Limbless French man swims across two continents

Written by on 08/20/2012

A  French quadruple amputee, Philippe Croizon has against his physical challenges crossed from Alaska to Russia according to Reuters.

The journey, from Alaska’s Little Diomede Island to the Russian maritime border near Big Diomede Island, measured about 2.5 miles (4 km) and took the swimmer about an hour and 15 minutes to complete.

The 44-year-old Croizon is the second person to swim the Bering Strait from Alaska to Russia. American long-distance swimmer Lynne Cox was the first to swim the route in 1987.

The Frenchman, whose limbs were amputated after he suffered a freak 20,000 volt accident in 1994, has now completed his quest to cross the waterways connecting the continents of Oceania, Asia, Europe, Africa, and America in his Intercontinental Straits Swimming Challenge.

In his quest to bring the challenge of handicapped people to the forefront and create an awareness of their plight, Croizon has taken up several swimming challenges.

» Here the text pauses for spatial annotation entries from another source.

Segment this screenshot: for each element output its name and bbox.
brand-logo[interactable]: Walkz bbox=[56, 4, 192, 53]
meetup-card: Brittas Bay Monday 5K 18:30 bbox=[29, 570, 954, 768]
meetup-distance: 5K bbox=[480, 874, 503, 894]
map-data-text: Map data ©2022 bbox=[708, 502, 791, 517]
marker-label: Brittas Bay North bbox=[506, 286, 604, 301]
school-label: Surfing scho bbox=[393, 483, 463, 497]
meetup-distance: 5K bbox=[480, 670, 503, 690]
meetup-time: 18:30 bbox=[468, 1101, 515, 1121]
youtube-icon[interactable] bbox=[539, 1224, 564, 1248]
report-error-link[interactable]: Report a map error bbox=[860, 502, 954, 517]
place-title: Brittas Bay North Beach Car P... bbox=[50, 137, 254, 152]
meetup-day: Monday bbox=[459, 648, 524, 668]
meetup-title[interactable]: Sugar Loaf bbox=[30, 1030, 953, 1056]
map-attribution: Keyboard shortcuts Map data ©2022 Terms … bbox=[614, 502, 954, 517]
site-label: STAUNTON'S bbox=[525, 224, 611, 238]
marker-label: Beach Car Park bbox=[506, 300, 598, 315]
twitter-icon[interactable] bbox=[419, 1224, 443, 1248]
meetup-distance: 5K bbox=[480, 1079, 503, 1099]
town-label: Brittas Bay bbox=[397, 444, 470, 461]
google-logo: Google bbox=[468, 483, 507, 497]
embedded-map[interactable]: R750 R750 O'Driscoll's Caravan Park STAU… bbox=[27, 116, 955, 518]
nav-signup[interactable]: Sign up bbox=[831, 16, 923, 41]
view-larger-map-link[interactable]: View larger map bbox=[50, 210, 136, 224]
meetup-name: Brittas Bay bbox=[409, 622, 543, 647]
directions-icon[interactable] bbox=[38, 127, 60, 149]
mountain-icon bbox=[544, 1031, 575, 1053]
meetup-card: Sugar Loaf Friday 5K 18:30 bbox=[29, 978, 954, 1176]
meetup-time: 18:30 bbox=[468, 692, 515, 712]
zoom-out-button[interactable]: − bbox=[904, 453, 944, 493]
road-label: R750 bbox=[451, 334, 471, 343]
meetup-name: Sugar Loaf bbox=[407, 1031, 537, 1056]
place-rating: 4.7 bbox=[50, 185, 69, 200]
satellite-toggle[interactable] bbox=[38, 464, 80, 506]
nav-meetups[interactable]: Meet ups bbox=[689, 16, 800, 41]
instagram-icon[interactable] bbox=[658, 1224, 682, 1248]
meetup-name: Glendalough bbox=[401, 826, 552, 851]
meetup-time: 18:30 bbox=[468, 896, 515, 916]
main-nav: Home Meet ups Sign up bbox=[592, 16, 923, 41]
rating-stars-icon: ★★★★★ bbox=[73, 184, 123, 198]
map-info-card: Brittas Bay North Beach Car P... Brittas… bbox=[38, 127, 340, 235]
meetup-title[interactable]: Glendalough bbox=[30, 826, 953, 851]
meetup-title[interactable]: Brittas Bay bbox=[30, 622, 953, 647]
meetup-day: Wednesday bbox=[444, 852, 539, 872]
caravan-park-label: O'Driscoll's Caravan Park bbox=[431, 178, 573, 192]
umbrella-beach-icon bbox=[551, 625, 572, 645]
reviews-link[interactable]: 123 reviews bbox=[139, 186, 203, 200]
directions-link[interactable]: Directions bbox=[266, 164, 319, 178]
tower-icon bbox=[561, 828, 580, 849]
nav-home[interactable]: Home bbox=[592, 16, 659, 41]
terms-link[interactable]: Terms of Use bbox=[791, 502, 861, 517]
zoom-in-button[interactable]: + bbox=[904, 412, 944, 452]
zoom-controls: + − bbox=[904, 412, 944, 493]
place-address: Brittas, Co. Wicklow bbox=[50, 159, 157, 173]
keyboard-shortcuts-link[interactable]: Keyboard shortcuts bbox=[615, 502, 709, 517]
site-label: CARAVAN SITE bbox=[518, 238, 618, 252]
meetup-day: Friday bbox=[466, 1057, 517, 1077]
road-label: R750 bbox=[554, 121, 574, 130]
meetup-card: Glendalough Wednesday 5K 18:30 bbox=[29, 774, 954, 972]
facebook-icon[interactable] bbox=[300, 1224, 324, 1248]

In May, the father-of-two completed the first part of the challenge swimming from Australia to Asia in a 12 mi (20 km) journey from Papua New GuineatoIndonesiain seven-and-a-half hours.

Then a month later, he crossed the Red Sea from Egypt to Jordan, for the Asia to Africa portion, over a distance of 12 mi (19 km) in about 5 hours.

In July, he completed the 9 mi (14 km) journey from Europe to Asia, swimming the Strait of Gibraltar, in over five hours.

He is now heading to London to work as a radio and television commentator during the Paralympics.

The limbless Frenchman first attracted worldwide attention after swimming across the English Channel two years ago in a time of just over 13 hours.